In this embodiment, the two color component ratios G / R and B / R are used as axes, and the two-dimensional color component ratio space represented by the following formula 1 is used, and the two axes are x ₁ and x _2. However, as long as the color component ratios are different, any combination can be used, and the color component ratio space can be configured with any number of axes as much as possible. May be.

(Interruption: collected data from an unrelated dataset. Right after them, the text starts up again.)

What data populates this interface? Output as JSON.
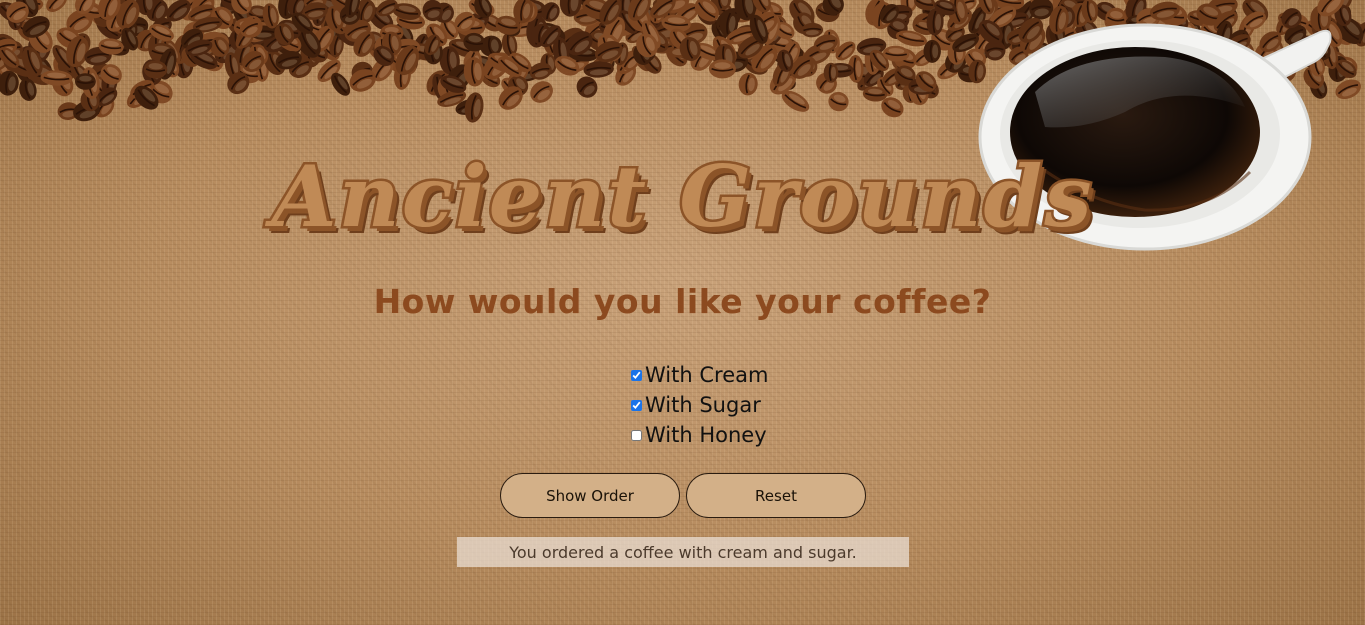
{
  "header": {
    "title": "Ancient Grounds"
  },
  "form": {
    "question": "How would you like your coffee?",
    "options": [
      {
        "label": "With Cream",
        "checked": true
      },
      {
        "label": "With Sugar",
        "checked": true
      },
      {
        "label": "With Honey",
        "checked": false
      }
    ]
  },
  "actions": {
    "show_order_label": "Show Order",
    "reset_label": "Reset"
  },
  "result": {
    "message": "You ordered a coffee with cream and sugar."
  },
  "colors": {
    "title": "#c08a56",
    "title_outline": "#8c5428",
    "question": "#8c4a1f",
    "button_bg": "#d3b088",
    "checkbox_accent": "#1a73e8"
  },
  "decor": {
    "beans_image": "coffee-beans-illustration",
    "cup_image": "coffee-cup-illustration"
  }
}
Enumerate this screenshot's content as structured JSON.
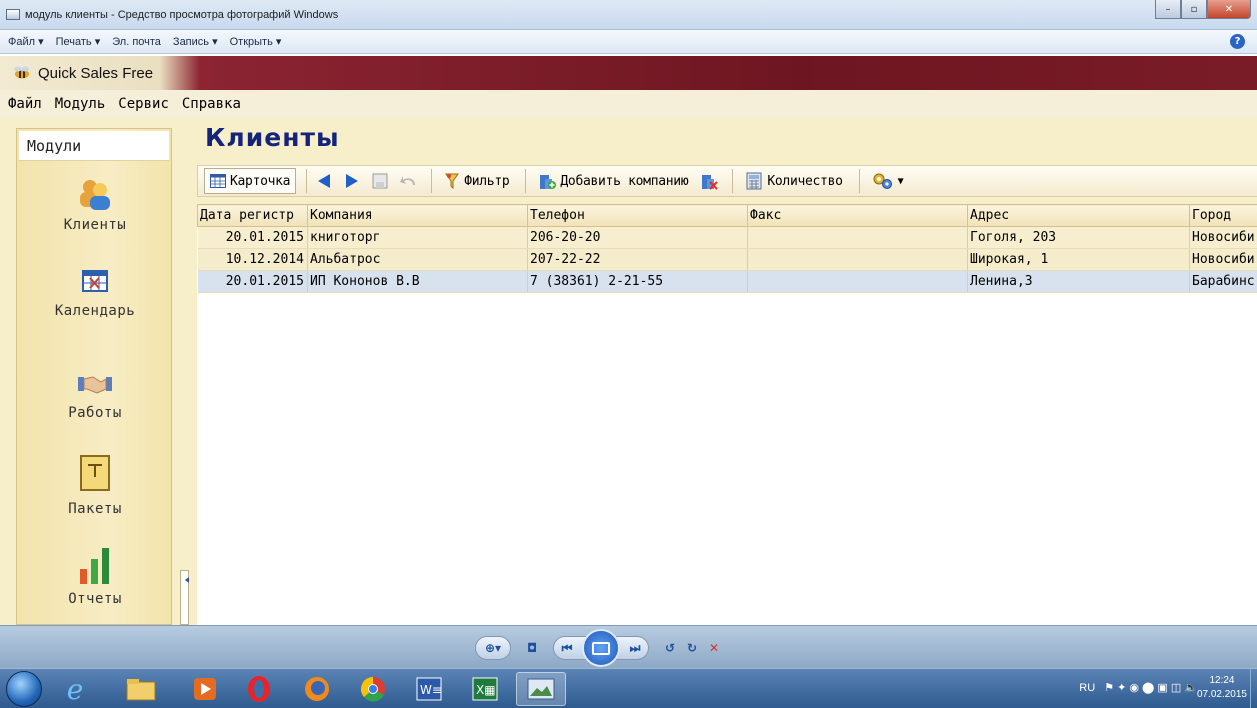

The color component ratio calculation unit 11 shown in FIG. 1 is a part that converts RGB pixels of a color image into x ₁ and x ₂ values expressed by Equation ₁ . For example, it is preferable in an area (memory color area) of a person's skin, or a memory color (a color that many people memorize as an image instead of matching an actual color) such as green of a plant or blue of the sky. If the target area (object) in the color image has a complex distribution as shown in Fig. 2 in the RGB color space, such as the part where color adjustment is required, x ₁ and x ₂ are used as axes. In the distribution in the color component ratio space, as shown in FIG. 3, there are many cases in which the distribution shape is easy to extract in a certain range.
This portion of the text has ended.